Unlike other calculations, the GRM is an easy one that anyone can figure out, which is why we think it’s such an important calculation to know.

You’ll need two figures when determining the GRM.

What’s The Home’s Purchase Price?

This one is easy. How much is the seller asking? If you’d offer a price much lower than the asking price, use that number. If you aren’t sure how much a seller would accept, look up the home’s fair market value and use that figure as a starting point.

Most sellers want to make at least the market value.

What’s The Gross Rent?

This is the tricky part, but it’s not impossible. The gross rent is the total rent you earn before expenses. 

Do your research. What’s the fair market rent for the area? Take into consideration anything additionally valuable about the property and adjust accordingly.  Remember this is a ‘quick look’ at a property’s potential. 

It doesn’t consider the taxes, insurance, and regular operating costs of owning a property, so it should be your first, but not the last step.

Make sure you annualize the rent. If the fair market rent for the area is $1,000, then the annual gross rent is $12,000.

Calculating the GRM

Now that you have the necessary numbers, you can calculate a property’s GRM:

Gross Rent Multiplier = Property Cost/Gross Annual Rent

You can manipulate the equation a bit too. For example, if you have the fair market rent for an area and the average GRM, you can determine the property price:

Property Price = Gross rental income x GRM

You can also use it to calculate the potential gross rent if you know the property price and the area’s average GRM:

Gross Annual Rent = Property Price/GRM

Play around with the numbers to see what you come up with when looking at investment properties.
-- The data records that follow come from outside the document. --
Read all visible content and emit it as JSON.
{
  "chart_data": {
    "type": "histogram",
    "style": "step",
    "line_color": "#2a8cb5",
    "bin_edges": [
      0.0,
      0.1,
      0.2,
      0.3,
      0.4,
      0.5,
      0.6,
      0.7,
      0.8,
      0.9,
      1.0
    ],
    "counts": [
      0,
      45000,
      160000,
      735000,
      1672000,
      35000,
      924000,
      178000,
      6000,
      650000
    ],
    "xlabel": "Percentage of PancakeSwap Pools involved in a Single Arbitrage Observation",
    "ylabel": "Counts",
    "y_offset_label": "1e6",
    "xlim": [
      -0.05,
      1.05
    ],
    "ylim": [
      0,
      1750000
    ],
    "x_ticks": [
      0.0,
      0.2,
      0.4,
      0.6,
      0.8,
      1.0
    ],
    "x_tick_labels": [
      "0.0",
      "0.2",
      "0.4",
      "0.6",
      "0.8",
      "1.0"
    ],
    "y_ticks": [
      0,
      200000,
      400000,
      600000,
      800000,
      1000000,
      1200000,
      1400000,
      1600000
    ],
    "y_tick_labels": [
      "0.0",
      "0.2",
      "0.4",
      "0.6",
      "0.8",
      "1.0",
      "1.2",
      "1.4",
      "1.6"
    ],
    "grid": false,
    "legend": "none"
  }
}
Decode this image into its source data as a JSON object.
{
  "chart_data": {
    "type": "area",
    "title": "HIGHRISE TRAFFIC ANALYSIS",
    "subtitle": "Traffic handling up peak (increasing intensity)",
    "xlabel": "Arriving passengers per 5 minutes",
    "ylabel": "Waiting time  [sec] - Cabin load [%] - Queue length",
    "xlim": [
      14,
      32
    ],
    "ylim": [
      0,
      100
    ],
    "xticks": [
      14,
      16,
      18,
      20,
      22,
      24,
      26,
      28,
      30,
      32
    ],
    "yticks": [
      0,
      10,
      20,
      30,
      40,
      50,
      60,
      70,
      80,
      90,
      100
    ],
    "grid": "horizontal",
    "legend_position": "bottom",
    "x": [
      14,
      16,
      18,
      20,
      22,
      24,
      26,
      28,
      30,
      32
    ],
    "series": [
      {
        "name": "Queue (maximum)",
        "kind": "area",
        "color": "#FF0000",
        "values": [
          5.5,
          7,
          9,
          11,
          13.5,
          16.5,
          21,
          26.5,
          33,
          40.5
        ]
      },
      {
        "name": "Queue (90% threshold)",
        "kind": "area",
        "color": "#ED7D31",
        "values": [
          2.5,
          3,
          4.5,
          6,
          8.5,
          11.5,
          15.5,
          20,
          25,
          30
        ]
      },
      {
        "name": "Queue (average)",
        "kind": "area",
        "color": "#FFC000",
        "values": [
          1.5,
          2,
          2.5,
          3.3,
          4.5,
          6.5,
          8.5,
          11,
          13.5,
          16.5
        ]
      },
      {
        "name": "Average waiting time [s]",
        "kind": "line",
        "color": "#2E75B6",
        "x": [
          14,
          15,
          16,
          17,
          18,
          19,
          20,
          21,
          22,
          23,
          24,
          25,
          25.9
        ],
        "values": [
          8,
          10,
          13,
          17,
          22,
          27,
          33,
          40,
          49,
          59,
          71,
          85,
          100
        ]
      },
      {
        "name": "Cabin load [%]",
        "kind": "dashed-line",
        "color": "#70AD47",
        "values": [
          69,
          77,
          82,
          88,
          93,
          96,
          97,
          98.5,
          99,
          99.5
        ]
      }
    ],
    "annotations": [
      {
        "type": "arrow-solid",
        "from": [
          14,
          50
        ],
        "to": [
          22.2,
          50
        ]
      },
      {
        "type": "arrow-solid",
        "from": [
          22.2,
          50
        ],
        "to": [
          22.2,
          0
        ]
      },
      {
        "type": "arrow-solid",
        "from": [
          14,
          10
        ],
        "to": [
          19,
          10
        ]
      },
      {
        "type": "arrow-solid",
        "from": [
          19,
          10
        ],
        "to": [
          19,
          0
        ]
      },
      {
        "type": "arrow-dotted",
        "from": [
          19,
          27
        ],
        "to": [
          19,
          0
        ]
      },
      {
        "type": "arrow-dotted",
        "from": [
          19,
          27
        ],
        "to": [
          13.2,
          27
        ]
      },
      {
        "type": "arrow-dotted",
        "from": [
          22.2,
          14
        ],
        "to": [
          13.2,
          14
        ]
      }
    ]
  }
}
Gross Rent Multiplier Formula Example

Property Details

  • Property Price: $250,000
  • Gross Annual Rent: $36,000

Apply GRM Formula

  • GRM = Property Cost/Gross Annual Rent
  • GRM = $250,000/$36,000
  • GRM = 6.94

What’s A Good GRM?

A good GRM is subjective. On average, aim for a 4 to 7, but other factors can play a role in the final number. The Gross Rent Multiplier doesn’t include operating expenses, taxes, or insurance, so that plays a role in your decision too.

The more work a property needs, the lower GRM you want if you want to break-even fast. The average GRM (4 to 7) is ideal for properties that are in decent condition but may need a little work. 

Properties that require a lot of work should have a much lower GRM and properties with a high GRM should need little to no work at all.

Lastly, this article also goes into more detail about what a good gross rent multiplier is in most cases.

Should You Use Gross Rent Multiplier?

The GRM gives you a good idea of a home’s profitability, but it’s not the only factor. If you focused on this calculation alone, you may be misguided. Use it as a starting point. You know if a property’s GRM far exceeds your threshold that it’s not a good investment or that it needs a lot of work.

Once you decide a property is worth it, look further into the vacancy rate and operating expenses. We like the Gross Rent Multiplier to level the playing field and narrow down choices, as it can be overwhelming especially in a buyer’s market.

When you’ve narrowed your choices down, consider other more concrete factors. Look at the rental market. Is it hot are renters paying the price you anticipate? Also, think about what the home needs – how long will it take to get it up and running so you can rent it out for the price you hoped?

Investing in real estate is exciting and profitable, but only when you consider the right factors. Start with the GRM and investing further when you find the property that suits your needs the most.